Pendant l’hiver de 1745 à 1746, la cause du prétendant connut encore quelques succès. La cavalerie et l’artillerie ennemies ne pouvaient pénétrer dans les highlands. Les montagnards, connaissant tous les sentiers, tous les défilés, surprenaient facilement les détachemens envoyés contre eux, et disparaissaient dès qu’ils rencontraient des forces supérieures. Cependant la misère, les privations étaient grandes ; le prince les partageait avec ses soldats. Il couchait sur la neige, n’avait que les grossiers alimens de la troupe, quittait rarement ses habits. Se battant quelquefois, souvent poursuivi, il semblait un fantôme ; son armée paraissait et disparaissait comme par enchantement. Il eut à certains momens jusqu’à 9,000 hommes sous ses ordres ; mais dès que l’envie leur en prenait, ces mêmes hommes rentraient chez eux, ne lui laissant qu’une petite troupe, qui ne le quittait pas. L’hiver fut rude. Le prince n’avait jamais quitté le doux climat de l’Italie, où il était né ; mais jamais une plainte n’effleura ses lèvres. Ce furent là ses beaux jours. Ce qu’il y avait de meilleur en lui, son courage, son abnégation, l’espèce de stoïcisme qui appartient aux races défaillantes, trouvait à se révéler ; il put faire l’illusion d’être un héros.
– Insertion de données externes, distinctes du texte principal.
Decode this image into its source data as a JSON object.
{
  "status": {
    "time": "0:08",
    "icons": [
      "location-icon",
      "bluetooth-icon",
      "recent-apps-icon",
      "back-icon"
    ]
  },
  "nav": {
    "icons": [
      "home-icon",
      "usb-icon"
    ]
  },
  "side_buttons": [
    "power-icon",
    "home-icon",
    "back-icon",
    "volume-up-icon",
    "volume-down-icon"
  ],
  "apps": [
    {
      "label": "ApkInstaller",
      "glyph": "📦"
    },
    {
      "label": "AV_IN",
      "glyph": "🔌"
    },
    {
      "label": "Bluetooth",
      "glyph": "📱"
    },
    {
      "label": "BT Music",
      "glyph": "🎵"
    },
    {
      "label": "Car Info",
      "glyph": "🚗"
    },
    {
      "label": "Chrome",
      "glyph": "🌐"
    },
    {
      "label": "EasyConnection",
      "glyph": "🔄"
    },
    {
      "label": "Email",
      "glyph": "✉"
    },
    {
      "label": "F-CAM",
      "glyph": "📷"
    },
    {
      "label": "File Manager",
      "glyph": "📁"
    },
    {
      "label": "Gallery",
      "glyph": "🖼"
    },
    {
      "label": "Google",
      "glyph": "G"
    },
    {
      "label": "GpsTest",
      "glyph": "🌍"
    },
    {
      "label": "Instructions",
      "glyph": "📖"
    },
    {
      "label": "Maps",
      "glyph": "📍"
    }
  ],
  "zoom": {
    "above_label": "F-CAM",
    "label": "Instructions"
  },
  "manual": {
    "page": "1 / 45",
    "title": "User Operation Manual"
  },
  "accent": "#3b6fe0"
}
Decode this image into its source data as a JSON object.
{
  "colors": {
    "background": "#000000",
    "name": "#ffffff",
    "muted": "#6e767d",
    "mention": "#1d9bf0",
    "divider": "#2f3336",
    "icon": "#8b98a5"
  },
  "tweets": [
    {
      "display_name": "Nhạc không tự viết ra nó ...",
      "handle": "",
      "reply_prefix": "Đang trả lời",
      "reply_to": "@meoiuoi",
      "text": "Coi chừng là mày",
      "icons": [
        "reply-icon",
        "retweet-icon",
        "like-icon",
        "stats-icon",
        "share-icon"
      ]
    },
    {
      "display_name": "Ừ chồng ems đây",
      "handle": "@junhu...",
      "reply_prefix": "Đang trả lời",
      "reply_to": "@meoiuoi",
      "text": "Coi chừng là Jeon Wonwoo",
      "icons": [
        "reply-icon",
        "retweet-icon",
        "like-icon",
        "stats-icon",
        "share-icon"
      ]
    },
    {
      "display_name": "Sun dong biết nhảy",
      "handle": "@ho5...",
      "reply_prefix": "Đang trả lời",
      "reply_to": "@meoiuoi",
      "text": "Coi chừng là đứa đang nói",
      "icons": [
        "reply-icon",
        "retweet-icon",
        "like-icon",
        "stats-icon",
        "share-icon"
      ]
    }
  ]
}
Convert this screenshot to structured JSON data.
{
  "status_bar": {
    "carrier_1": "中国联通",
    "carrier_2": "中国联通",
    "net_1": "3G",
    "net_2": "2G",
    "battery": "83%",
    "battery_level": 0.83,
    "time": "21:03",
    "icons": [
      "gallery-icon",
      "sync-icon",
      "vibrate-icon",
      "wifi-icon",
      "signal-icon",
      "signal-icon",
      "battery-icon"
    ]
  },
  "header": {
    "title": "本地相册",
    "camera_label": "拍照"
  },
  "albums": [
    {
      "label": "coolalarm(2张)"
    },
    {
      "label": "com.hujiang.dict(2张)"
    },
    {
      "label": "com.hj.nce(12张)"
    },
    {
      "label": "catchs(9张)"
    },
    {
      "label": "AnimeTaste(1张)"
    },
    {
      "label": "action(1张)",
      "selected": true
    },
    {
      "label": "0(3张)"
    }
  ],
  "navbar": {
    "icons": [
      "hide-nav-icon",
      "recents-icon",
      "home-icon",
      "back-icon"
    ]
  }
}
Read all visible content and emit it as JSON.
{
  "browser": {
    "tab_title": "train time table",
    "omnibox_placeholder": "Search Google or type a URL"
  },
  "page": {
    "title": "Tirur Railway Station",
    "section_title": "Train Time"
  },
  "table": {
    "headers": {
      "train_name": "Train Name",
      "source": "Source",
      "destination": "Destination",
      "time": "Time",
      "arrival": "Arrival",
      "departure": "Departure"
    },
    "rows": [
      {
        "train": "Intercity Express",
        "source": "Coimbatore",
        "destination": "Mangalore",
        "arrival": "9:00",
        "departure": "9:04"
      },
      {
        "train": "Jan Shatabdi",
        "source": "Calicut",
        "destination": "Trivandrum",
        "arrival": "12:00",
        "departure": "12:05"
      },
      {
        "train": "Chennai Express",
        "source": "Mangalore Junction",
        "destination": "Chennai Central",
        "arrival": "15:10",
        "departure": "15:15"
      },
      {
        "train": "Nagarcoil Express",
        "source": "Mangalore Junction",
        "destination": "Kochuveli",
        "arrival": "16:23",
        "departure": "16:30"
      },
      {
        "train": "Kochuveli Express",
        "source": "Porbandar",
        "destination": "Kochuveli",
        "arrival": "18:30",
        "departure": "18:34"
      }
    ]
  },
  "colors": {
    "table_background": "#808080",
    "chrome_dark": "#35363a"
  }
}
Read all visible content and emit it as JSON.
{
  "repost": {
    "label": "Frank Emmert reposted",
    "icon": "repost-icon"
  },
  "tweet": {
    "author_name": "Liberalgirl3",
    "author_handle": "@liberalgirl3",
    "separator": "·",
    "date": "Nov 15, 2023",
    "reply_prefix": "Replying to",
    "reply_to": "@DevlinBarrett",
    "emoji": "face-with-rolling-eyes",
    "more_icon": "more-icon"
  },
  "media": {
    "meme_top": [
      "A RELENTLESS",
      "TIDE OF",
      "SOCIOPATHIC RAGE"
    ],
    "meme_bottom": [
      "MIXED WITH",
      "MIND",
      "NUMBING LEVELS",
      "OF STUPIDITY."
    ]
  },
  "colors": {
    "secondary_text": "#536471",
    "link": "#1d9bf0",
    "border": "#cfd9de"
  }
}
Le duc de Cumberland avait atteint Edimbourg, et s’était établi au palais d’Holyrood, dans les appartemens mêmes qui avaient été occupés par le prétendant quelques mois auparavant. Cumberland n’était ni beau, ni chevaleresque ; ses manières étaient rudes et déplaisantes, mais il possédait des qualités sérieuses : il était honnête, fidèle à sa parole, à ses amis, et il pouvait passer pour avoir des capacités militaires à une époque où l’Angleterre était singulièrement pauvre en mérites de ce genre. Sans être inhumain, « il traitait les rebelles comme on traite les loups, » disent les contemporains, et ces mêmes contemporains lui ont donné le surnom de « boucher, » tant il usa de cruauté envers des malheureux coupables d’avoir, par un sentiment de fidélité, fait un acte de folie.

Tel était l’adversaire qui se porta au-devant du prétendant au mois d’avril 1746. Charles-Edouard sentait lui-même qu’un coup décisif était inévitable. Son chétif trésor était réduit à 500 louis d’or ; il était obligé de payer ses soldats avec de la farine, et cette maigre pitance n’était pas même toujours suffisante et certaine.